11. Presence of the appellant at the spot cannot be doubted but mere presence is not sufficient to bring home the guilt of the accused to the charges framed. There is no doubt also that the explosion took place soon after the accused left the seat. This fact too, is not sufficient to conclusively infer that the accused had planted the bomb and thereafter left. There is evidence on record to show that the accused himself had partaken in eating gol goppas which must have taken sometime, but there is nothing on record to suggest that the crude bomb blast was the handiwork of this accused. It may be that the accused- appellant himself providentially escaped the consequences of a blast. Suspicion, if at all, no matter how grave, is no substitute for evidence. The circumstances in this case do not form a chain of events strong enough to bring home the guilt of the accused.

12. The trial court in its deliberations has held the accused guilty in paragraph 29 of the judgment which reads as follows:

The testimonies of PW-1, Sh. Vikas, and PW-56, Smt. Sushma Narula, duly prove that an explosion was caused by a bomb which was planted by the accused Amir Khan, who was present at the shop at the relevant time, consequent of which the aforesaid several persons sustained injuries and Kumari Sonia later expired.
13. With great respect to the trial court, analysis of the testimonies of PW-1 and PW-56 does not lead to the conclusion as has been drawn. At the highest, presence of appellant-Amir Khan at the shop prior to the explosion of the bomb is the only fact that has been deposed to and not to planting of the bomb. The trial court has also in paragraph 31 noted – ‘the evidence on record, thus duly proves that it was the accused, who had planted the bomb in the aforesaid shop.’ Once again, with great respect, we fail to see which is the evidence on record that duly proves the planting of the bomb by the accused- appellant in the shop. If we look at the chief-examination of PW-56, she says there were two boys sitting on the table and PW-12, mother of the deceased, had come out with an altogether different version. She deposed that the table, under which explosion took place, was occupied by 4/5 boys before it was occupied by other family (which was of PWs 1 and 56 only). PW-12 does not say that the appellant was one of those boys. In any case, if there were other persons also besides the appellant occupying the table under which explosion took place the appellant cannot be singled out of them in the absence of any other incriminating evidence and accused of planting the bomb there.
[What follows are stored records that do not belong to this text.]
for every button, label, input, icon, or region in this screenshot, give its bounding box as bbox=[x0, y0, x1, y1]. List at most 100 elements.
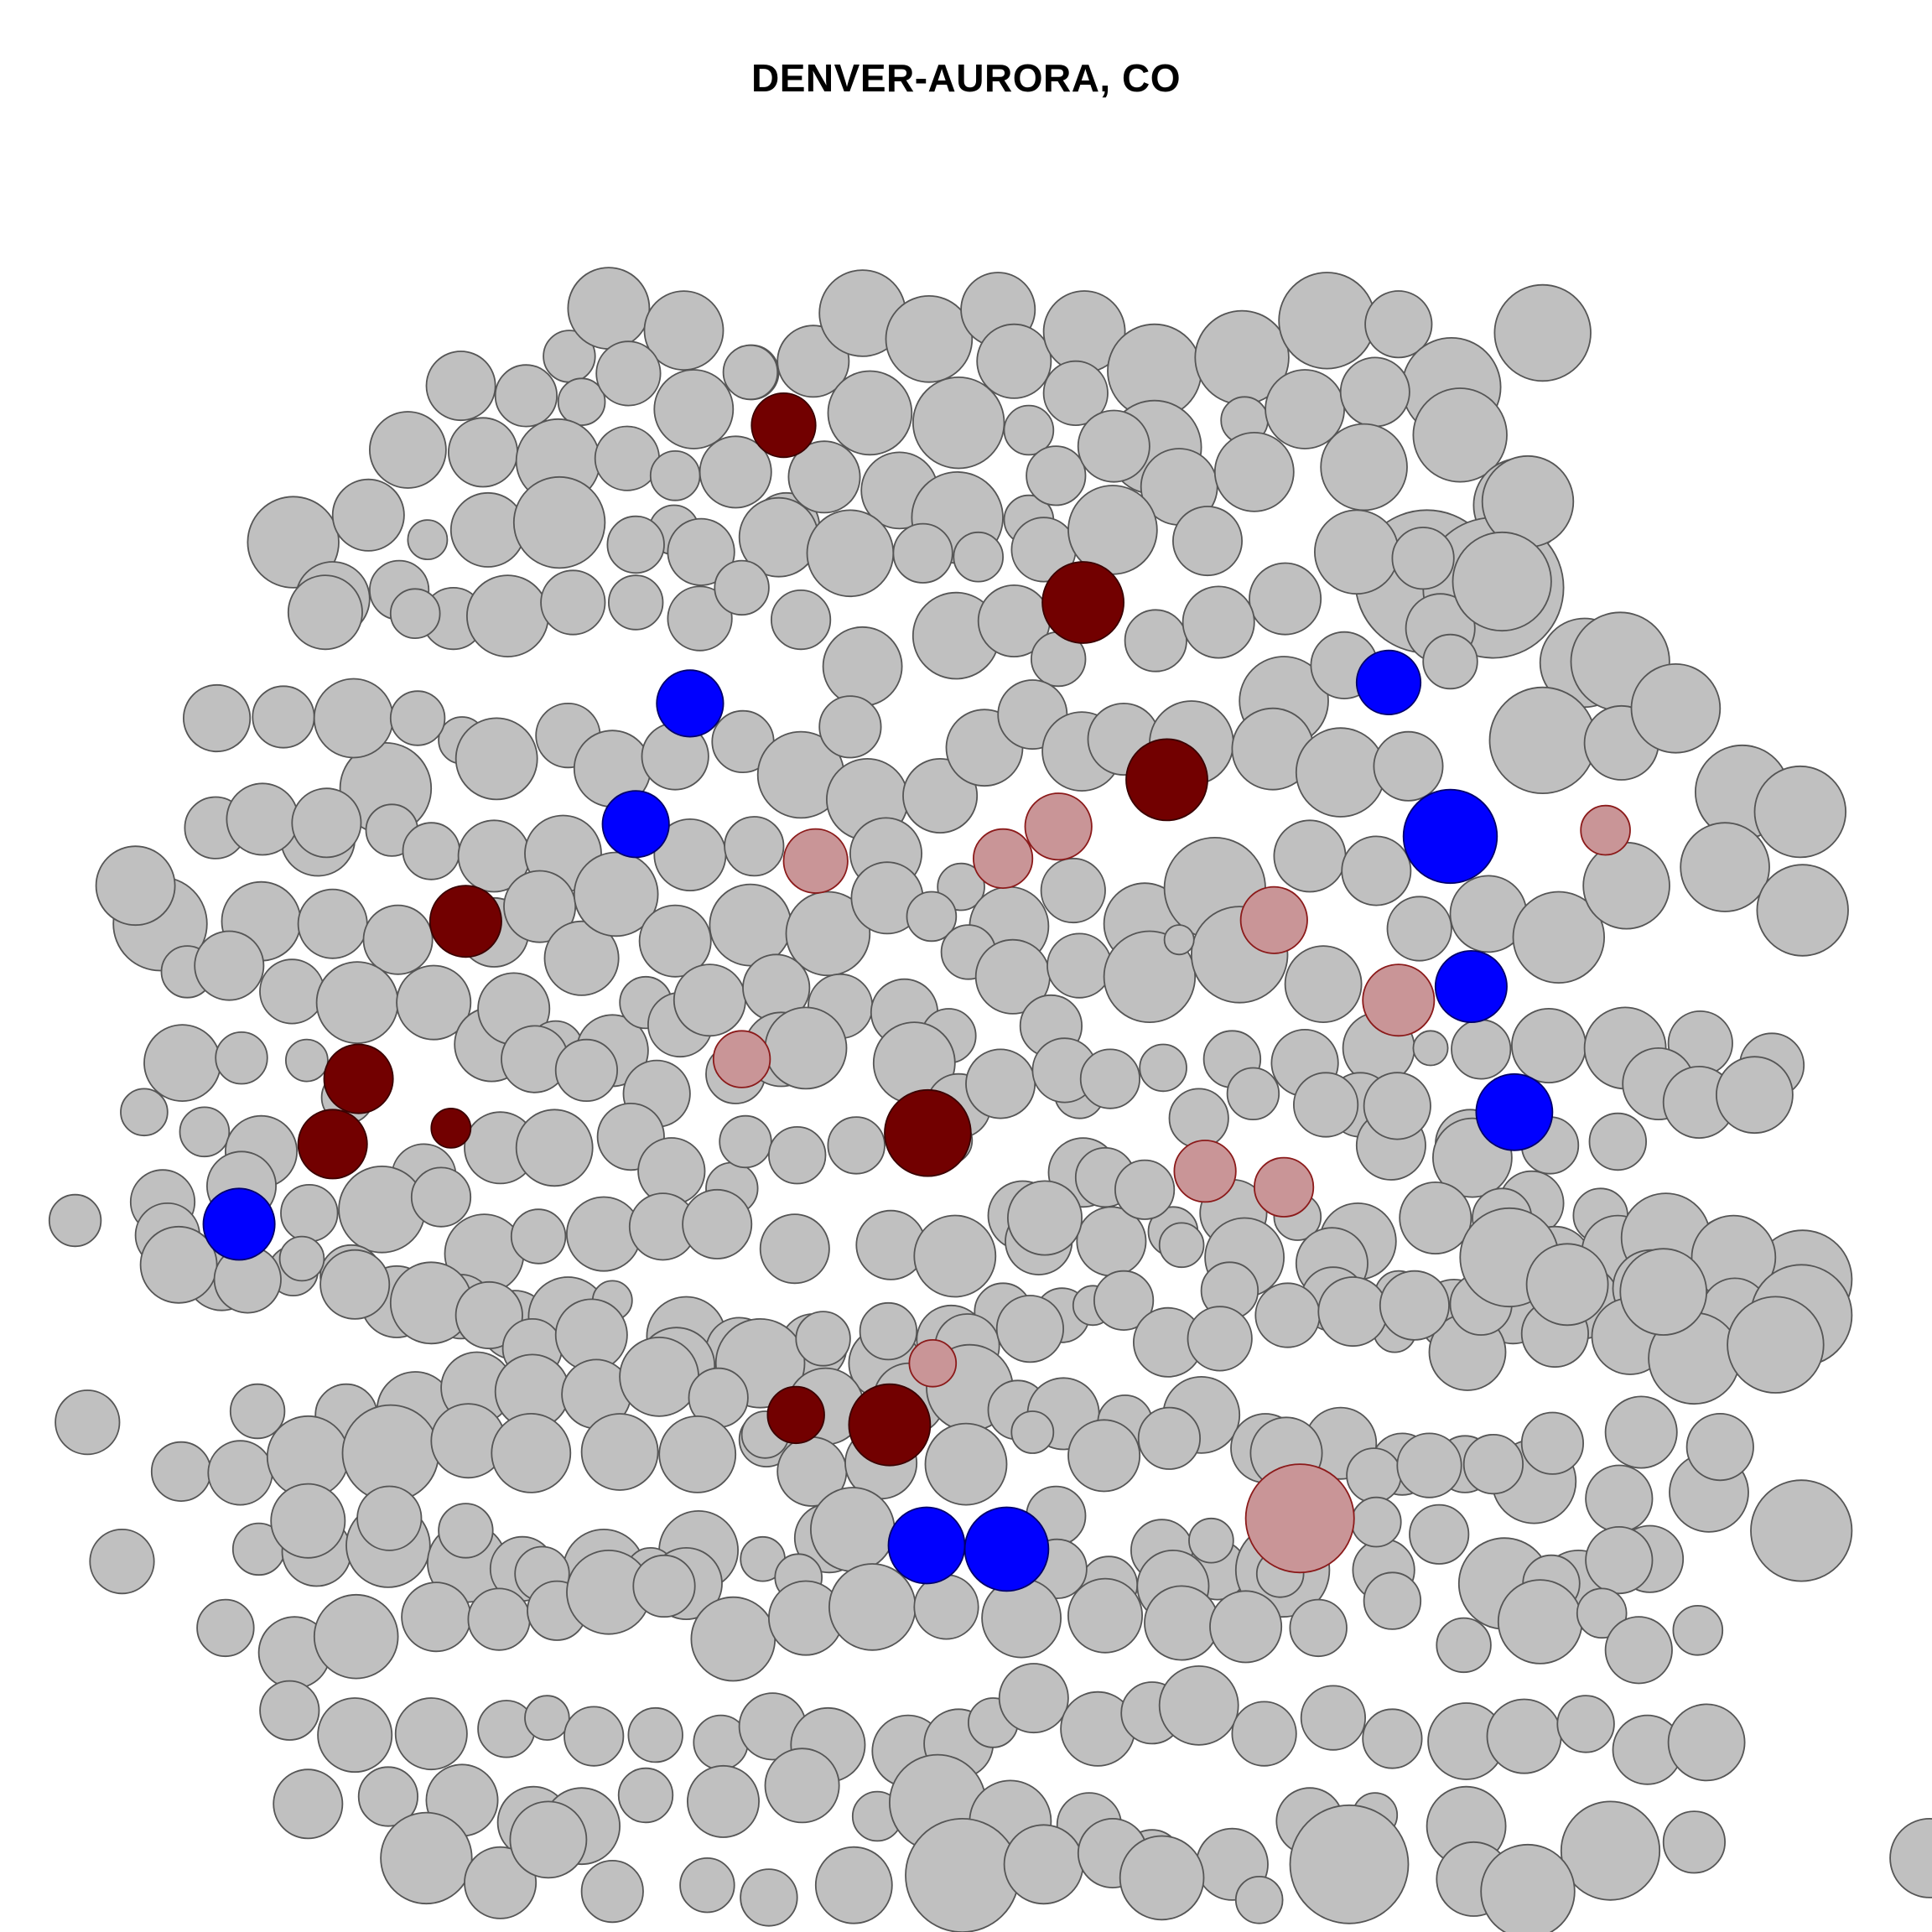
bubble-neutral bbox=[95, 845, 176, 927]
bubble-neutral bbox=[425, 351, 496, 422]
bubble-neutral bbox=[494, 364, 558, 428]
bubble-neutral bbox=[1273, 819, 1347, 893]
bubble-light-red bbox=[973, 828, 1034, 890]
bubble-neutral bbox=[512, 475, 606, 569]
bubble-neutral bbox=[331, 478, 405, 552]
bubble-neutral bbox=[764, 1006, 848, 1090]
bubble-neutral bbox=[1067, 1577, 1144, 1654]
bubble-neutral bbox=[1582, 841, 1670, 930]
bubble-neutral bbox=[1067, 485, 1158, 575]
bubble-neutral bbox=[1003, 1824, 1084, 1905]
bubble-neutral bbox=[1007, 1180, 1083, 1256]
bubble-neutral bbox=[1396, 1432, 1462, 1498]
bubble-neutral bbox=[467, 1587, 531, 1651]
bubble-neutral bbox=[1158, 1222, 1205, 1269]
bubble-neutral bbox=[1756, 864, 1849, 957]
bubble-neutral bbox=[722, 344, 779, 401]
bubble-neutral bbox=[1042, 360, 1109, 426]
bubble-neutral bbox=[1124, 609, 1187, 673]
bubble-neutral bbox=[806, 509, 895, 598]
bubble-neutral bbox=[1685, 1413, 1754, 1482]
bubble-neutral bbox=[1399, 1182, 1472, 1255]
bubble-neutral bbox=[89, 1529, 155, 1595]
bubble-neutral bbox=[1373, 730, 1444, 802]
bubble-neutral bbox=[892, 522, 953, 584]
bubble-neutral bbox=[1662, 1810, 1727, 1874]
bubble-neutral bbox=[1576, 1587, 1628, 1639]
bubble-neutral bbox=[1619, 1248, 1707, 1336]
bubble-neutral bbox=[719, 1114, 772, 1169]
bubble-neutral bbox=[1188, 1517, 1234, 1564]
bubble-light-red bbox=[1024, 792, 1093, 861]
bubble-neutral bbox=[795, 1311, 851, 1367]
bubble-neutral bbox=[653, 369, 735, 449]
bubble-neutral bbox=[229, 1383, 286, 1440]
bubble-neutral bbox=[1168, 1088, 1229, 1149]
bubble-neutral bbox=[905, 1818, 1021, 1932]
bubble-neutral bbox=[1289, 1598, 1348, 1658]
bubble-light-red bbox=[1244, 1463, 1355, 1574]
bubble-neutral bbox=[658, 1415, 737, 1493]
bubble-neutral bbox=[1452, 531, 1552, 632]
bubble-neutral bbox=[317, 1697, 393, 1774]
bubble-neutral bbox=[150, 1441, 212, 1503]
bubble-neutral bbox=[454, 1280, 523, 1350]
bubble-neutral bbox=[1412, 1030, 1449, 1067]
bubble-neutral bbox=[394, 1697, 468, 1771]
bubble-neutral bbox=[1363, 1571, 1422, 1630]
bubble-neutral bbox=[1493, 283, 1592, 382]
bubble-neutral bbox=[913, 1574, 979, 1640]
bubble-neutral bbox=[1139, 1043, 1187, 1093]
bubble-neutral bbox=[632, 1554, 696, 1618]
bubble-neutral bbox=[357, 1766, 418, 1827]
bubble-neutral bbox=[785, 891, 871, 977]
bubble-neutral bbox=[1226, 1067, 1280, 1120]
bubble-neutral bbox=[1409, 1504, 1470, 1565]
bubble-neutral bbox=[673, 963, 746, 1037]
bubble-blue bbox=[601, 790, 670, 859]
bubble-neutral bbox=[1231, 1701, 1297, 1767]
bubble-neutral bbox=[389, 690, 446, 746]
bubble-neutral bbox=[1079, 1048, 1141, 1109]
bubble-neutral bbox=[885, 294, 974, 383]
bubble-neutral bbox=[1320, 423, 1408, 512]
bubble-light-red bbox=[712, 1030, 771, 1088]
bubble-neutral bbox=[1119, 1835, 1205, 1921]
bubble-neutral bbox=[1093, 1270, 1155, 1332]
bubble-neutral bbox=[606, 515, 665, 574]
bubble-dark-red bbox=[1125, 738, 1208, 822]
bubble-neutral bbox=[1525, 1243, 1609, 1327]
bubble-neutral bbox=[1137, 1406, 1202, 1470]
bubble-neutral bbox=[524, 1695, 570, 1741]
bubble-neutral bbox=[554, 1038, 619, 1103]
bubble-neutral bbox=[913, 1214, 997, 1298]
bubble-neutral bbox=[1750, 1479, 1853, 1582]
bubble-neutral bbox=[207, 1440, 273, 1506]
bubble-neutral bbox=[139, 1225, 218, 1304]
bubble-light-red bbox=[782, 828, 849, 894]
bubble-light-red bbox=[1173, 1140, 1237, 1203]
bubble-neutral bbox=[338, 1166, 426, 1254]
bubble-neutral bbox=[466, 574, 549, 657]
bubble-neutral bbox=[1667, 1703, 1746, 1782]
bubble-neutral bbox=[814, 1846, 893, 1924]
bubble-neutral bbox=[48, 1193, 102, 1248]
bubble-neutral bbox=[902, 758, 979, 834]
bubble-neutral bbox=[1187, 1306, 1253, 1372]
bubble-neutral bbox=[679, 1857, 735, 1914]
bubble-neutral bbox=[270, 1483, 346, 1559]
bubble-neutral bbox=[1511, 1008, 1587, 1084]
bubble-neutral bbox=[438, 1503, 494, 1559]
bubble-neutral bbox=[759, 1213, 830, 1285]
bubble-neutral bbox=[291, 787, 362, 859]
bubble-dark-red bbox=[766, 1385, 825, 1445]
bubble-neutral bbox=[906, 891, 958, 943]
bubble-neutral bbox=[540, 569, 606, 636]
bubble-neutral bbox=[1497, 1579, 1583, 1665]
bubble-neutral bbox=[1163, 924, 1195, 956]
bubble-neutral bbox=[822, 626, 903, 707]
bubble-neutral bbox=[1715, 1056, 1794, 1135]
bubble-neutral bbox=[687, 1764, 761, 1838]
bubble-neutral bbox=[1412, 387, 1508, 483]
bubble-neutral bbox=[1341, 835, 1412, 906]
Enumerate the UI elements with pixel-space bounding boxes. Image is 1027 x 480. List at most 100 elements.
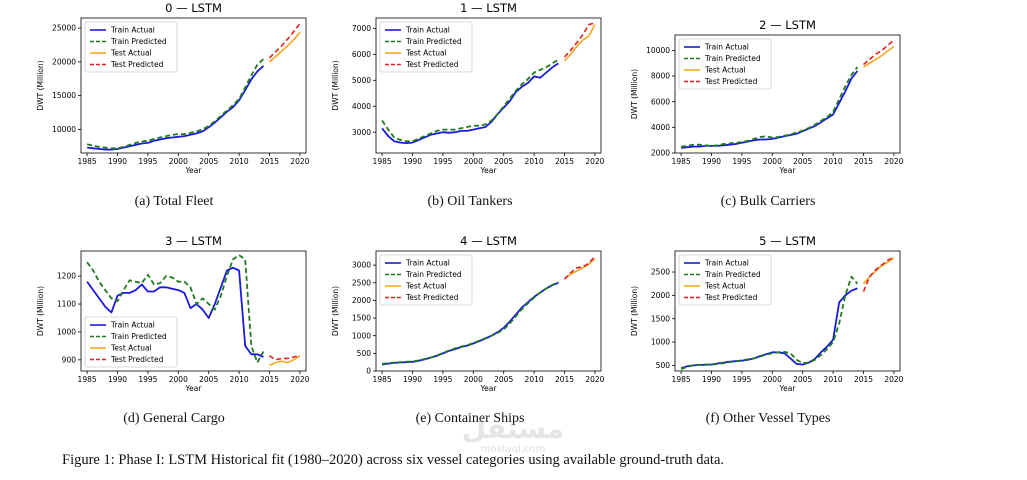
legend-box <box>678 38 772 90</box>
series-line-train-predicted <box>86 58 265 150</box>
y-tick-label: 20000 <box>52 57 76 66</box>
plot-frame <box>674 34 901 154</box>
x-tick-label: 1990 <box>702 157 721 166</box>
y-tick-label: 2500 <box>651 268 670 277</box>
y-tick-label: 500 <box>656 361 671 370</box>
x-axis-label: Year <box>779 384 797 393</box>
legend-label-train-actual: Train Actual <box>405 259 450 268</box>
x-tick-label: 2015 <box>260 375 279 384</box>
x-tick-label: 2005 <box>494 375 513 384</box>
line-chart-0: 0 — LSTM 1985 1990 1995 2000 2005 2010 2015 2020… <box>36 1 310 175</box>
legend-label-test-predicted: Test Predicted <box>110 355 164 364</box>
legend-label-train-predicted: Train Predicted <box>110 332 167 341</box>
x-tick-label: 1995 <box>732 157 751 166</box>
legend-label-train-predicted: Train Predicted <box>704 54 761 63</box>
caption-d: (d) General Cargo <box>123 411 225 426</box>
x-tick-label: 2005 <box>494 157 513 166</box>
x-tick-label: 2005 <box>793 157 812 166</box>
x-tick-label: 2010 <box>525 157 544 166</box>
x-tick-label: 2010 <box>525 375 544 384</box>
series-line-test-predicted <box>862 256 895 292</box>
x-tick-label: 1985 <box>78 375 97 384</box>
series-line-test-actual <box>563 24 596 62</box>
y-tick-label: 10000 <box>52 125 76 134</box>
legend-label-test-actual: Test Actual <box>704 282 746 291</box>
x-tick-label: 2000 <box>763 375 782 384</box>
legend-box <box>678 254 772 306</box>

14. Having given our careful consideration to the material on record and the reasoning of the Additional Sessions Judge, we are of the opinion that the judgment under challenge cannot be sustained. The Prosecution has miserably failed to adduce any evidence to connect the accused-appellant with the charges framed muchless prove them. Accordingly, the appeal is allowed and the judgment of conviction dated 23.4.2003 and order of sentence dated 8.5.2003 are set aside. The appellant who is in custody, be released forthwith, if not wanted in any other case. The appeal and the application stand disposed of.